In Zusammenarbeit mit Roche haben Sie vor kurzem das neue Institute of Human Biology gegründet, in dem rund 250 Wissenschaftler und Bioingenieure aus der akademischen Welt und der Pharmaindustrie Seite an Seite arbeiten werden. Was sind die Ziele?

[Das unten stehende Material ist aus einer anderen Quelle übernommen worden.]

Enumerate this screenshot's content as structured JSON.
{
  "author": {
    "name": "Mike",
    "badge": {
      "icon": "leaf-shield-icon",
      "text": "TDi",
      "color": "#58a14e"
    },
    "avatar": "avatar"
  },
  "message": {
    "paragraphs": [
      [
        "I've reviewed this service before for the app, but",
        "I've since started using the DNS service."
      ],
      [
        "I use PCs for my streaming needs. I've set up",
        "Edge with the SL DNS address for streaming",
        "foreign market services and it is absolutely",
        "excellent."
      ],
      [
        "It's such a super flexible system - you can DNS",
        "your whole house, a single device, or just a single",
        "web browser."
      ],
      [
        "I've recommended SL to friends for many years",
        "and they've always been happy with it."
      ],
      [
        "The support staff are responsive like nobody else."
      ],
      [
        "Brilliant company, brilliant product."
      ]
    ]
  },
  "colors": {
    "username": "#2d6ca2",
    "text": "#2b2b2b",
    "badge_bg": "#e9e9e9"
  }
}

«Ich habe dieses Institut geschaffen, weil ich der Meinung bin, dass die Organoid-Technologie, die im Wesentlichen im akademischen Bereich entwickelt wurde, nun reif für den Einsatz in der Medikamentenentwicklung ist. Diese Technologie könnte andere Versuchsplattformen ergänzen, wenn nicht sogar ersetzen, und eingesetzt werden, um Krankheitsmechanismen zu definieren, neue pharmakologische Targets zu validieren, neue Moleküle zu identifizieren und diese auf ihre Sicherheit und Toxizität zu überprüfen. Das Ziel dieses neuen Instituts ist es, eine Brücke zwischen Universität und Industrie zu schlagen: Es wird sich nicht direkt mit der Medikamentenentwicklung befassen, die hingegen weiterhin in den Aufgabenbereich von Roche fallen wird, sondern mit der Entwicklung von modernen Technologien und Systemen, die an Roche weitergegeben werden, sowie mit der Veröffentlichung von Publikationen und wissenschaftlichen Artikeln. Wir wollen, dass die Organoid-Technologie Realität wird. Ich war schon immer davon überzeugt, dass eine ihrer Hauptanwendungen die Medikamentenentwicklung sein würde, was einer der Gründe war, die mich vor einigen Jahren dazu bewogen haben, nach Basel zu ziehen, um bei Roche einzusteigen».

Welchen Traum möchten Sie mithilfe der Organoide verwirklichen?

«Es wäre wünschenswert, ausschliesslich oder zumindest weitgehend mithilfe menschlicher Organoide ein Medikament zu entwickeln. Das wird noch einige Zeit dauern, doch ich hoffe, dass ich es noch erleben werde».